Selon les statuts de la Fifa, le patron de l’instance ne peut effectuer plus de trois mandats. Mais il a été officiellement considéré, lors du Congrès électif tenu en 2023 à Kigali (Rwanda), qu’il démarrait alors son deuxième mandat. Commencé en 2016 après la chute de Sepp Blatter, accusé de corruption, son premier mandat avait été estimé « incomplet », ne comptant donc pas dans la limitation.
Ses liens avec Trump largement critiqués
La Confédération africaine de football (CAF) et la Confédération asiatique (AFC) ont annoncé jeudi soutenir sa réélection, lui apportant un total de 101 voix sur 211. Infantino bénéficiait déjà des 10 voix de l’Amérique du Sud. Chaque fédération nationale membre, peu importe sa taille, possède une voix à la Fifa.
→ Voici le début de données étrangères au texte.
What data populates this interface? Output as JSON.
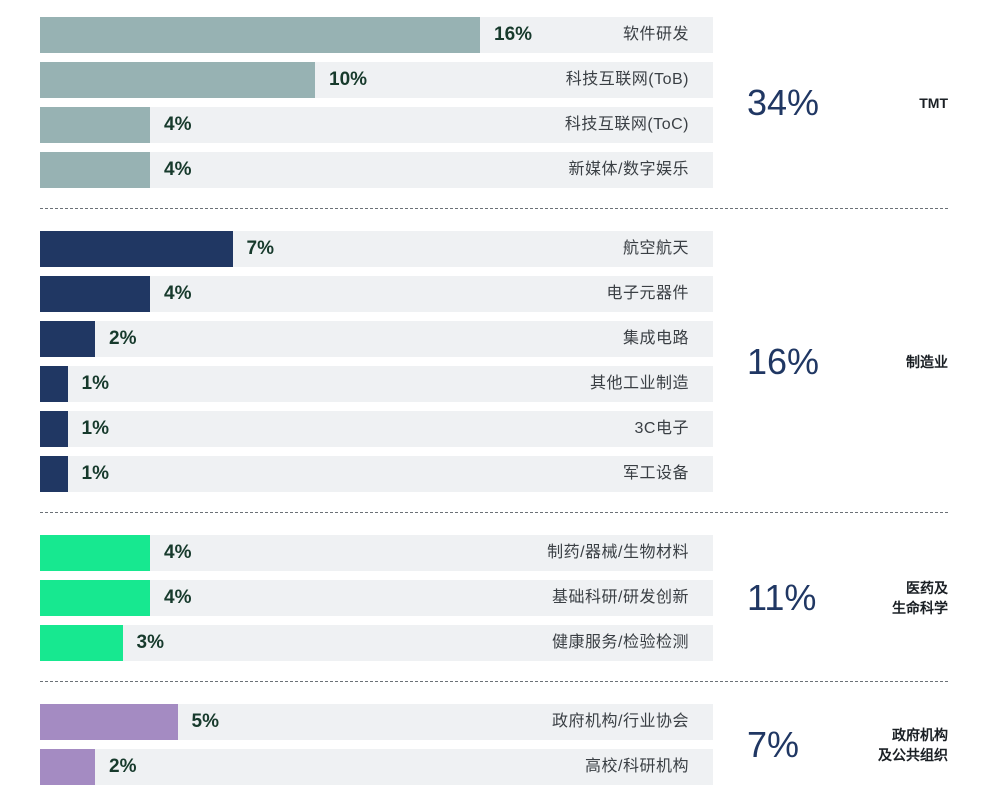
{
  "chart_data": {
    "type": "bar",
    "orientation": "horizontal",
    "value_unit": "%",
    "xlim": [
      0,
      100
    ],
    "groups": [
      {
        "name": "TMT",
        "total": "34%",
        "color": "#97b2b3",
        "items": [
          {
            "label": "软件研发",
            "value": 16,
            "value_label": "16%"
          },
          {
            "label": "科技互联网(ToB)",
            "value": 10,
            "value_label": "10%"
          },
          {
            "label": "科技互联网(ToC)",
            "value": 4,
            "value_label": "4%"
          },
          {
            "label": "新媒体/数字娱乐",
            "value": 4,
            "value_label": "4%"
          }
        ]
      },
      {
        "name": "制造业",
        "total": "16%",
        "color": "#203763",
        "items": [
          {
            "label": "航空航天",
            "value": 7,
            "value_label": "7%"
          },
          {
            "label": "电子元器件",
            "value": 4,
            "value_label": "4%"
          },
          {
            "label": "集成电路",
            "value": 2,
            "value_label": "2%"
          },
          {
            "label": "其他工业制造",
            "value": 1,
            "value_label": "1%"
          },
          {
            "label": "3C电子",
            "value": 1,
            "value_label": "1%"
          },
          {
            "label": "军工设备",
            "value": 1,
            "value_label": "1%"
          }
        ]
      },
      {
        "name": "医药及\n生命科学",
        "total": "11%",
        "color": "#17e890",
        "items": [
          {
            "label": "制药/器械/生物材料",
            "value": 4,
            "value_label": "4%"
          },
          {
            "label": "基础科研/研发创新",
            "value": 4,
            "value_label": "4%"
          },
          {
            "label": "健康服务/检验检测",
            "value": 3,
            "value_label": "3%"
          }
        ]
      },
      {
        "name": "政府机构\n及公共组织",
        "total": "7%",
        "color": "#a48bc2",
        "items": [
          {
            "label": "政府机构/行业协会",
            "value": 5,
            "value_label": "5%"
          },
          {
            "label": "高校/科研机构",
            "value": 2,
            "value_label": "2%"
          }
        ]
      }
    ]
  }
}
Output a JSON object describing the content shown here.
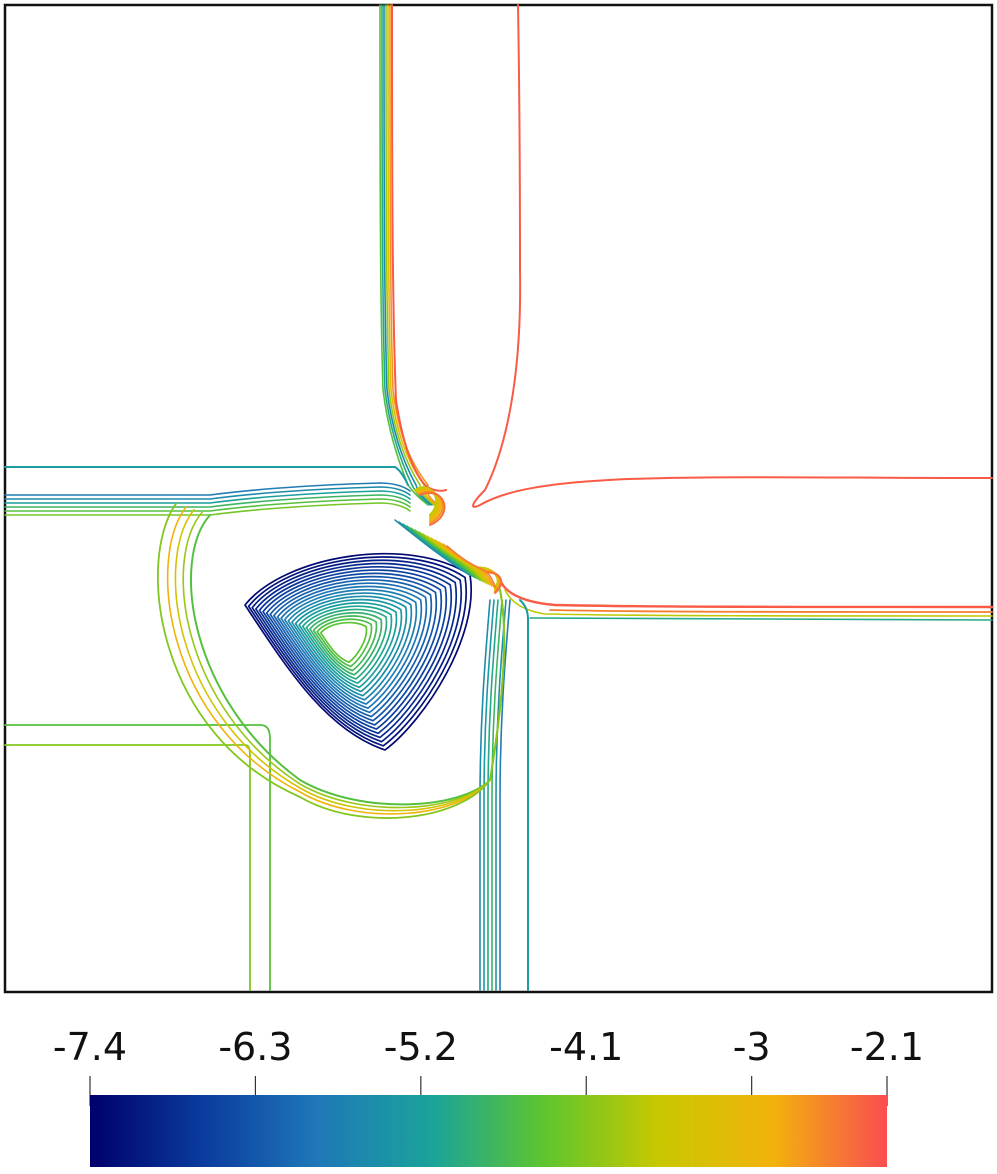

À la tête du football mondial depuis 2016, Infantino a été confronté à de nombreuses controverses, notamment ces derniers mois en raison de ses liens étroits avec le président américain Donald Trump à qui il a décerné le premier Prix Fifa pour la paix. La remise de cette distinction en décembre 2025 a conduit l’association FairSquare à déposer une plainte auprès de la commission d’éthique de la Fifa.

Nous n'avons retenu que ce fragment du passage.